We started the set with ‘Anyone But You’, a garage-rock song with a ridiculously catchy, poppy chorus, and before we’d reached that chorus the previously empty space in front of the stage had entirely filled up.
People were drifting across from the bar.
By the time we finished the song the crowd was pressed right up to the edge of the stage.
When I slammed down the final chord there was a tiny split second of silence and then the entire room went wild.
They stayed wild for the rest of our short set.
The second song, ‘Midnight Feast’, was received with even more enthusiasm, and that enthusiasm was infectious – it made us play harder, play better.
Years later I stumbled across a blog post looking back at what they called Tadhg Hennessy’s first Dublin gig in 2002.
They didn’t mention the name of the band he was playing in, but it was that gig all right.
They said everyone in that room knew they were looking at a star, that the two bands who played afterwards might as well have stayed at home.
They wrote about the gig like it was Tadhg’s solo show with some backing musicians, but that’s not how it felt on stage that night.
Playing with Tadhg never felt like that.
When the four of us played together it felt like we were a team, we were a band, we were a gang .
Joanna’s bass and Brian’s tight drumming kept us all in perfect sync, and Tadhg and I communicated without words, my lead and his rhythm guitar combining into one glorious noise.
And then, just as he said, ‘Thank you, you’ve been amazing.
This is our last song.

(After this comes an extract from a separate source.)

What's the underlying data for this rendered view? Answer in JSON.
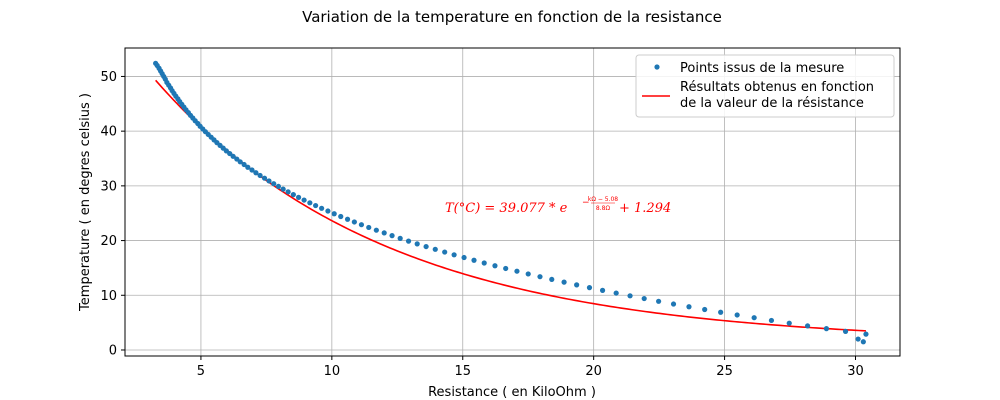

It’s called ‘Tourniquet’,’ Jess and her friend moved to the front of the crowd.
She was gazing up at Tadhg in just the way I’d have liked to gaze up at Tadhg if I were in the audience: cool, amused, impressed but not adoring.
I remembered how nicely she had praised my dress.
She said it was cute. It was a cute dress.
Not sexy like the maxi dress, the one I should have worn.
And I thought, Cute? I’ll give you fucking cute.